Funny quote about covering AI as a journalist from a New York Times article about the drone incursions in Denmark.
Then of course the same mix of uncertainty and mystery attaches to artificial intelligence (itself one of the key powers behind the drone revolution), whose impact is already sweeping — everyone’s stock market portfolio is now pegged to the wild A.I. bets of the big technology companies — without anyone really having clarity about what the technology is going to be capable of doing in 2027, let alone in 2035.

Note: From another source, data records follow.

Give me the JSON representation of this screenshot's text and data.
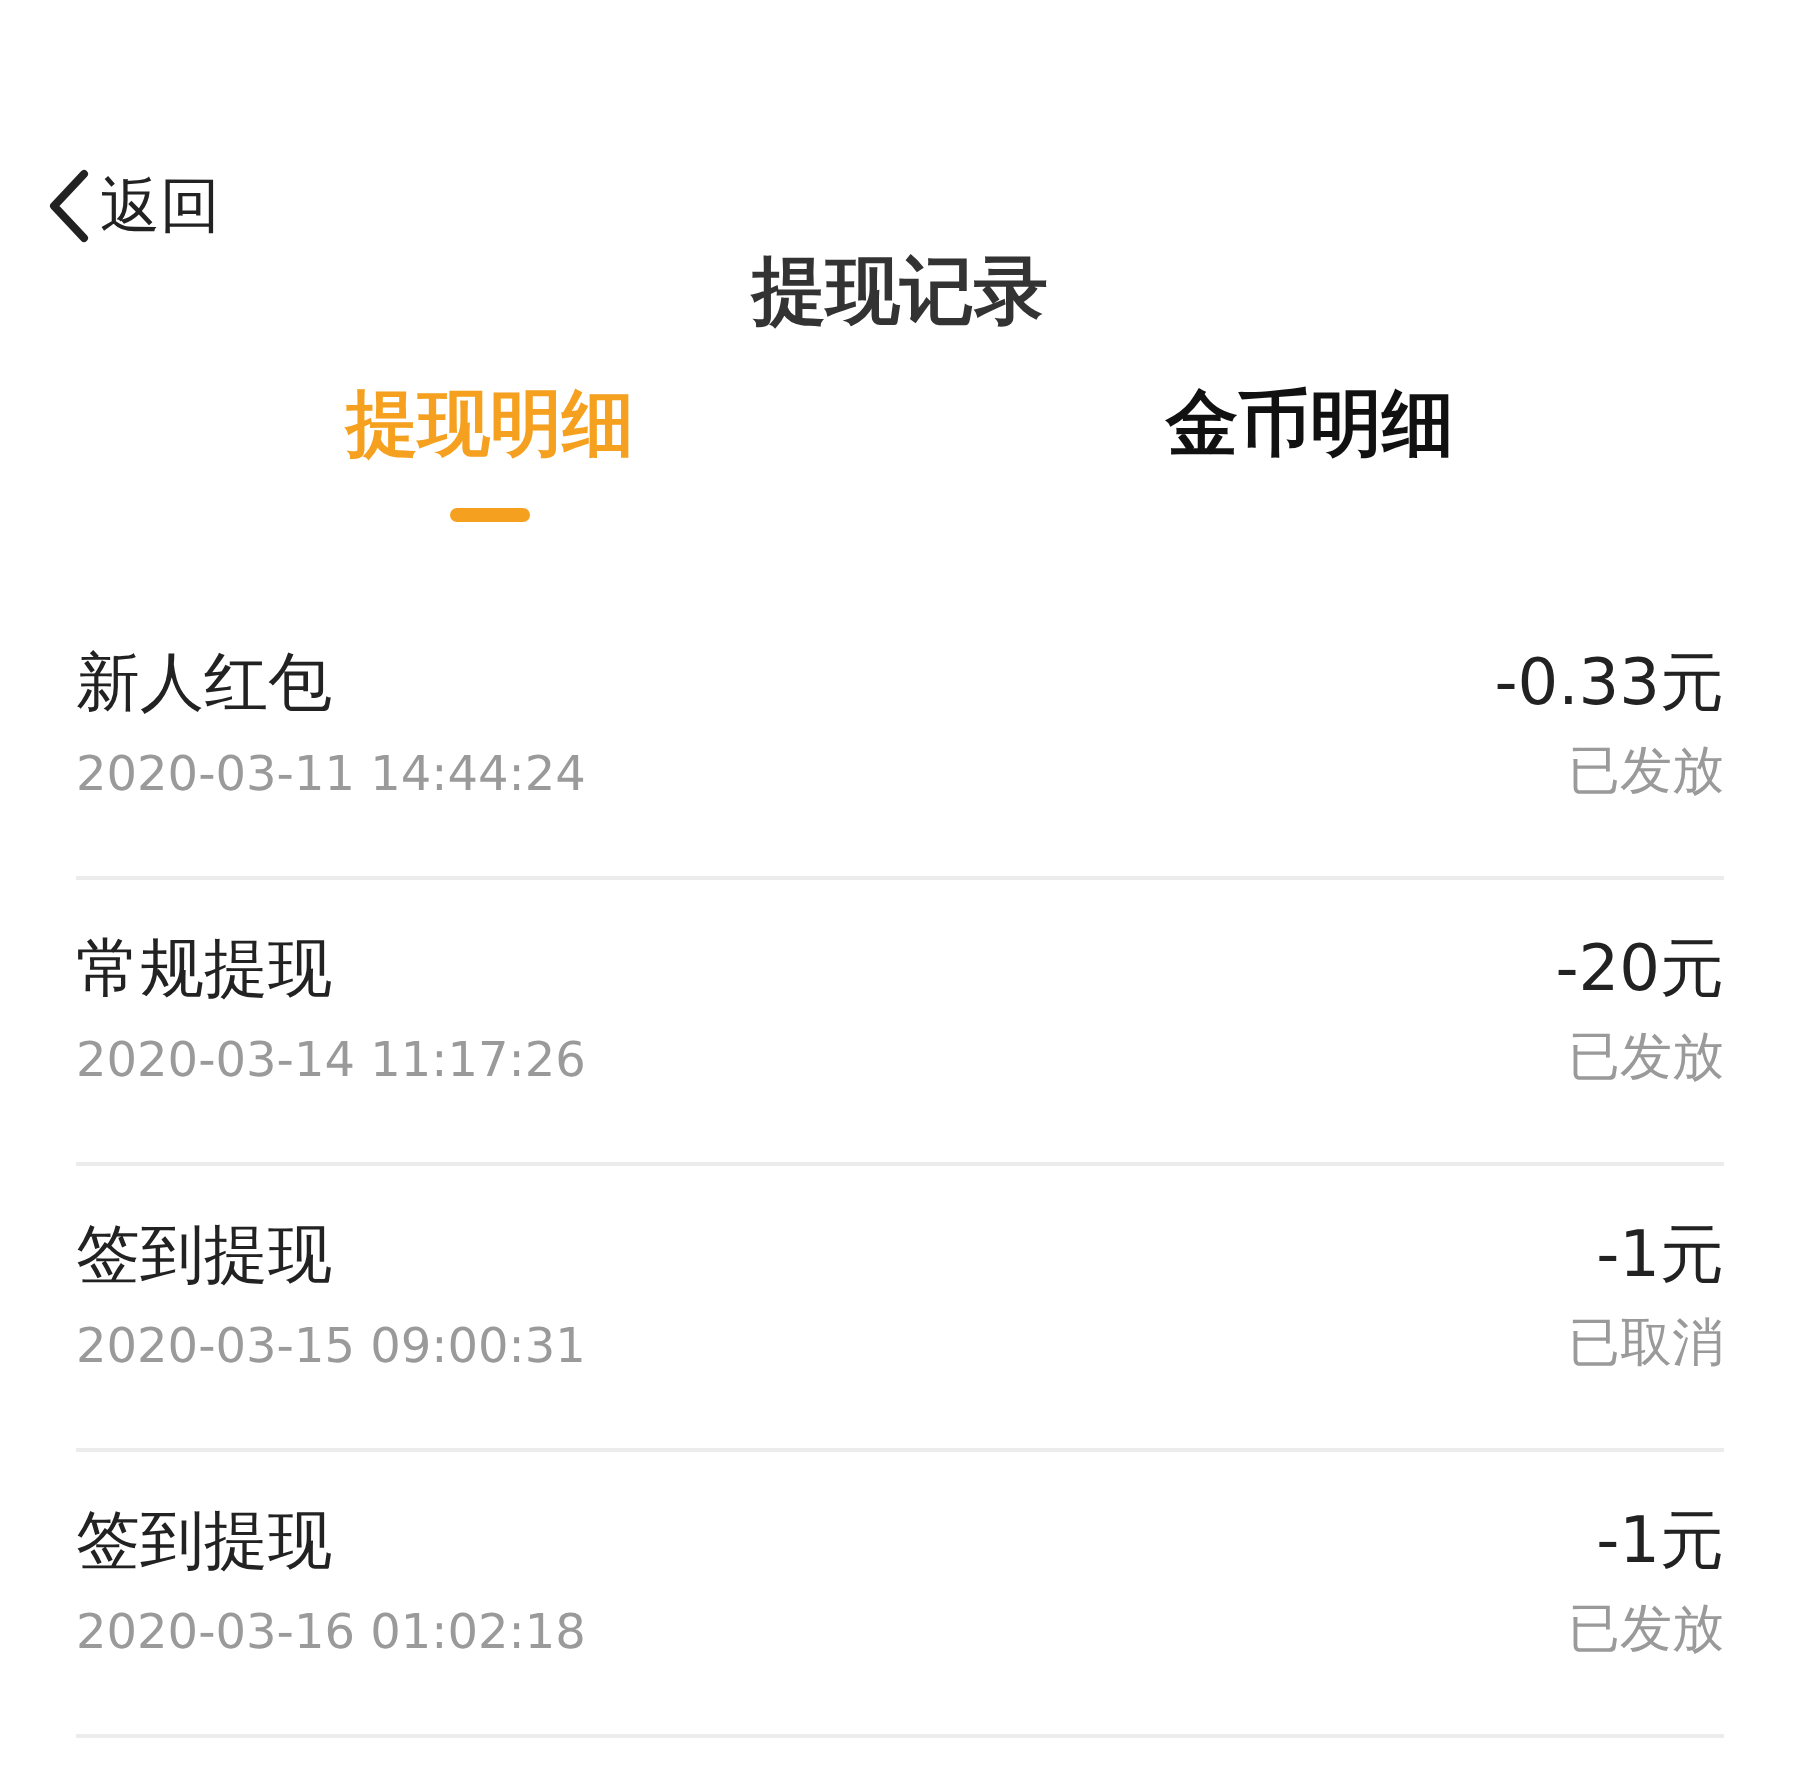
{
  "back": {
    "label": "返回"
  },
  "title": "提现记录",
  "tabs": [
    {
      "label": "提现明细",
      "selected": true
    },
    {
      "label": "金币明细",
      "selected": false
    }
  ],
  "records": [
    {
      "name": "新人红包",
      "time": "2020-03-11 14:44:24",
      "amount": "-0.33元",
      "status": "已发放"
    },
    {
      "name": "常规提现",
      "time": "2020-03-14 11:17:26",
      "amount": "-20元",
      "status": "已发放"
    },
    {
      "name": "签到提现",
      "time": "2020-03-15 09:00:31",
      "amount": "-1元",
      "status": "已取消"
    },
    {
      "name": "签到提现",
      "time": "2020-03-16 01:02:18",
      "amount": "-1元",
      "status": "已发放"
    }
  ]
}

Since the job of the pundit is, in part, to make predictions about how the world will look the day after tomorrow, this is a source of continuing frustration on a scale I haven’t experienced before. I write about artificial intelligence, I talk to experts, I try to read the strongest takes, but throughout I’m limited not just by my lack of technical expertise but also by a deeper unknowability that attaches to the project.
Imagine if you were trying to write intelligently about the socioeconomic impact of the railroad in the middle of the 19th century, and half the people investing in trains were convinced that the next step after transcontinental railways would be a railway to the moon, a skeptical minority was sure that the investors in the Union Pacific would all go bankrupt, many analysts were convinced that trains were developing their own form of consciousness, reasonable-seeming observers pegged the likelihood of a train-driven apocalypse at 20 or 30 percent, and peculiar cults of engine worship were developing on the fringes of the industry.
What would you reasonably say about this world? The prime minister of Denmark already gave the only possible answer: Raise your alert levels, and prepare for various scenarios.
Funny quote about covering AI as a journalist from a New York Times article about the drone incursions in Denmark.
That sounds impressively self-aware. Most journalists would just “predict” the future, expressing certainty.